Он рассказал ей, что ему понравилось в этом месте, о животных, которых он видел. Он рассказал ей, как продвигаются наблюдения Калума и что он добавил. И он рассказал ей о странных вещах, о том, как они натыкались на выпотрошенных кроликов и птиц, подвешенных за ноги к веткам. Это встревожило Калума, и Сорчу тоже, но она сказала, что, возможно, это был медведь, готовящийся к зимней спячке.
Орек никогда не видел, как медведь вздергивает птиц, но другого объяснения не было, поэтому он оставил это в покое. Пока. Иногда было трудно вспомнить о тревогах долгого дня, когда его пара скользила по его телу.
Каждую ночь она старалась дышать и целовать его кожу, повторяя я люблю тебя, и я твоя и моя пара. Он брал все это с жадностью, хотя знал, что она устала. Он дал ей взамен все, что мог, хотя и не был уверен, что этого достаточно.

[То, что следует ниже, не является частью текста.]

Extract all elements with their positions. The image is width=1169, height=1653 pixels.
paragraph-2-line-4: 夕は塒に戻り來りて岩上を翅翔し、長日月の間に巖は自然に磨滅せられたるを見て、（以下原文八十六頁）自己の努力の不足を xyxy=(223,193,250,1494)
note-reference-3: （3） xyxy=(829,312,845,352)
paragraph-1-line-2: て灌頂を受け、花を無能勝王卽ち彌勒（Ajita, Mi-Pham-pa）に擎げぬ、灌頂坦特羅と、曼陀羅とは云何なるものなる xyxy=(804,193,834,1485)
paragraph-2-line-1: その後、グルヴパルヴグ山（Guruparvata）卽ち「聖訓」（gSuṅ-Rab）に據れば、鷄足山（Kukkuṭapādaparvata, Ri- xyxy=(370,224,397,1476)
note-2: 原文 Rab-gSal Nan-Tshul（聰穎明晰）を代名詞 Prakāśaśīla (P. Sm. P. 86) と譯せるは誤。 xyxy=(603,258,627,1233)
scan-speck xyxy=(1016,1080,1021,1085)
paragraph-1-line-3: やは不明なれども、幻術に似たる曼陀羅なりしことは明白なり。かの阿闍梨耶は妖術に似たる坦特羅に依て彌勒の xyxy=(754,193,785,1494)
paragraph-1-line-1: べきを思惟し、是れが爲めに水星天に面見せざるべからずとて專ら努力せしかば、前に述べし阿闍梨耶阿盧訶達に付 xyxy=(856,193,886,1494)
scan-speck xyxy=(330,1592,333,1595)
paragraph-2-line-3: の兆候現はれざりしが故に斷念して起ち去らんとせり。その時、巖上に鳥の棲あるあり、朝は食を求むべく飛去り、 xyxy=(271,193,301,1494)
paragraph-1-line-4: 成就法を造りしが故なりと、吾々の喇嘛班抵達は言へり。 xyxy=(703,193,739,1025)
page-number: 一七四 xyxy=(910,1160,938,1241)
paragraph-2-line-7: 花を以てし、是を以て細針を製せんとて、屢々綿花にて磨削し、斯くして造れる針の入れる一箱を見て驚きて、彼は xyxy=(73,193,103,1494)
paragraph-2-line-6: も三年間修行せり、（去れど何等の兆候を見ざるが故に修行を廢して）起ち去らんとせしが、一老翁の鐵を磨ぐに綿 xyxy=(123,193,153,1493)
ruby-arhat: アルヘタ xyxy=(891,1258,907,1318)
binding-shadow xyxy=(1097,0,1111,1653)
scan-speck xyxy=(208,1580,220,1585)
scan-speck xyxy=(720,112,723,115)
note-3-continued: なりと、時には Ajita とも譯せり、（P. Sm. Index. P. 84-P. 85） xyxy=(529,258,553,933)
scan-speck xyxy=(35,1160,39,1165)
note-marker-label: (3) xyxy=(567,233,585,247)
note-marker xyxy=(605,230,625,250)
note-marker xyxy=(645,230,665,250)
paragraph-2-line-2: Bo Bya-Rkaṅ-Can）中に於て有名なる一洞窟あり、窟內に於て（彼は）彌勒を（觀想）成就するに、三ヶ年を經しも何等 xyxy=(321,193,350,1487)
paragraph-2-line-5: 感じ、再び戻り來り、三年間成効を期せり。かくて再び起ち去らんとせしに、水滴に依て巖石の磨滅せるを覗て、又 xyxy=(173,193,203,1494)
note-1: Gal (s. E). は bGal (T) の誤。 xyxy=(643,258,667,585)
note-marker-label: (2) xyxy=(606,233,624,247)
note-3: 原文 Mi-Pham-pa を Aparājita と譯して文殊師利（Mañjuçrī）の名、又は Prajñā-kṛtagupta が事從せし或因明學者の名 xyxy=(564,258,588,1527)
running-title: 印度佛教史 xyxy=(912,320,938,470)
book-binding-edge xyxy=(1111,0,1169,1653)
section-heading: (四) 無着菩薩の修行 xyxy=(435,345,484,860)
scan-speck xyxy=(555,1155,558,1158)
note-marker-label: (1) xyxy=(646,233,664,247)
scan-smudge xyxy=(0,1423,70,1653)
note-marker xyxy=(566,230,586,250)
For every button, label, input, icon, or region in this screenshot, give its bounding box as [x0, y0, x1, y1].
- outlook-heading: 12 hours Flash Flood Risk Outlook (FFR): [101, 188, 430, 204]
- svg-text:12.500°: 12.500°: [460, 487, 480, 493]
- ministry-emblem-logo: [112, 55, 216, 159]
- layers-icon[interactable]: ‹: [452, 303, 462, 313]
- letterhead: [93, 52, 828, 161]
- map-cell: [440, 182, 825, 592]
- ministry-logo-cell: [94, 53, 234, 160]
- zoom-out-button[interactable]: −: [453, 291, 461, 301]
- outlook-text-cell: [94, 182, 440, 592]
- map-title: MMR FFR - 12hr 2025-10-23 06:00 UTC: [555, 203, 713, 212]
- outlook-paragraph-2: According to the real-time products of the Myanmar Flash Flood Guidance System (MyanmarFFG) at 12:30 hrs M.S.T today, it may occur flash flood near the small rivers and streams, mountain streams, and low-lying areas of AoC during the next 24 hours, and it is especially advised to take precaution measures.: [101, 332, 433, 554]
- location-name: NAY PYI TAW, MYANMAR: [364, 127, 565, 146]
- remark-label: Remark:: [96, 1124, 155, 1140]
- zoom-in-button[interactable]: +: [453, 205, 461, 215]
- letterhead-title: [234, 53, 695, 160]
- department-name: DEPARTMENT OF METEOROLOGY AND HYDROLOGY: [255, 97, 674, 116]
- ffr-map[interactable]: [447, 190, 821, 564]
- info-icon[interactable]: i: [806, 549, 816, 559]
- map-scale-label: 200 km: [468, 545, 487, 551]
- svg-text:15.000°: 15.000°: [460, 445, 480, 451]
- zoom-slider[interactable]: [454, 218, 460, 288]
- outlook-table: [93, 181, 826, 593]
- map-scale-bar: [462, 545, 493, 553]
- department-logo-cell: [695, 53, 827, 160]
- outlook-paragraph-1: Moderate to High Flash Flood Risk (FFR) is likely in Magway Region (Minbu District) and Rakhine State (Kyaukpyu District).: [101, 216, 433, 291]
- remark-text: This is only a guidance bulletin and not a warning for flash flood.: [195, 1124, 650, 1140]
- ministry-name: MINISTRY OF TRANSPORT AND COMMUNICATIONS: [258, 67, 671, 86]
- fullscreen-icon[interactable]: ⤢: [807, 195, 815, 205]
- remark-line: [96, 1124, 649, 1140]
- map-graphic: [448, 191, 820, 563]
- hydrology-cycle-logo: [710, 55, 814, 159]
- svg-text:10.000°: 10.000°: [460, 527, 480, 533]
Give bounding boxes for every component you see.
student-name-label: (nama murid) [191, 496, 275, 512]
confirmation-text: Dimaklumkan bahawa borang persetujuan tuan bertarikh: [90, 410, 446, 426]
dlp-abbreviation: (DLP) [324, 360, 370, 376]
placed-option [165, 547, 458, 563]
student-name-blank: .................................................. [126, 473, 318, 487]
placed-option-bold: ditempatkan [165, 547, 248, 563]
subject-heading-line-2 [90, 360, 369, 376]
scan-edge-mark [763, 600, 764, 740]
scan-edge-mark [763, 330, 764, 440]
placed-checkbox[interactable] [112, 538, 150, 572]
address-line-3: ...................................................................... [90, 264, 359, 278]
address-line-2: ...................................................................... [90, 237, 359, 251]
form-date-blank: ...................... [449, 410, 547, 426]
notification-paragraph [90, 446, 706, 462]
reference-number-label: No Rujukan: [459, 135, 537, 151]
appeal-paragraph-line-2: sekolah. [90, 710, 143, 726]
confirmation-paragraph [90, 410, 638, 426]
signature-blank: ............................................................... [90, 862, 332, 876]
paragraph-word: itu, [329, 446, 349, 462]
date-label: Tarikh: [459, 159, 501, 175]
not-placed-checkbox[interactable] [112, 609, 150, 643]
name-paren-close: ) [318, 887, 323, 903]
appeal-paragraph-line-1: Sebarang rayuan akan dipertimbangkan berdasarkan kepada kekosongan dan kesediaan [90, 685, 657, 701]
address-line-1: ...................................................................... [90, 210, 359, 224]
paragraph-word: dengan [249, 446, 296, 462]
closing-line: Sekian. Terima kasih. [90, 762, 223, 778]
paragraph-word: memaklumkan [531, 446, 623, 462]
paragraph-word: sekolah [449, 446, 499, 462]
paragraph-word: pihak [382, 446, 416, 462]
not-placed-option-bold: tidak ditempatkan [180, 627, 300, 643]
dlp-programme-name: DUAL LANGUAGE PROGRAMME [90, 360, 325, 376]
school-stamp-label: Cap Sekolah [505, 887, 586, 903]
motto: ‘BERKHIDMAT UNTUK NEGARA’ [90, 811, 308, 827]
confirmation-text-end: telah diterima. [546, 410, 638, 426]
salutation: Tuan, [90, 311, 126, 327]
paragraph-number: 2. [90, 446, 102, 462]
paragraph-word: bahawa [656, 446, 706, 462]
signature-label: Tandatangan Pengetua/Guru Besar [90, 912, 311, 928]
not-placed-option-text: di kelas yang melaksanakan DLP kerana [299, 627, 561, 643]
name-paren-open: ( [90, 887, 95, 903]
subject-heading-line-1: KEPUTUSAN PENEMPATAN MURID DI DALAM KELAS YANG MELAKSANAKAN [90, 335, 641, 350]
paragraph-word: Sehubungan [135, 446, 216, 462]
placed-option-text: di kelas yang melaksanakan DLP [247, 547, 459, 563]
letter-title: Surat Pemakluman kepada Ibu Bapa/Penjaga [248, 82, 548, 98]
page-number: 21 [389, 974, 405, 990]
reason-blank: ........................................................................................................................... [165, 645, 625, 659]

Он обнимал ее, когда мог, помогал ей, где мог, и молча наблюдал, как его прекрасная пара погружается в свои обязанности.
И хотя он любил ее и любил ее семью — некоторых больше, чем других, — он не мог сдержать искру негодования по отношению к ним, вспыхнувшую в его груди, отягощенную его собственной виной за то, что он был слишком жадным, чтобы отказаться от своей части ее.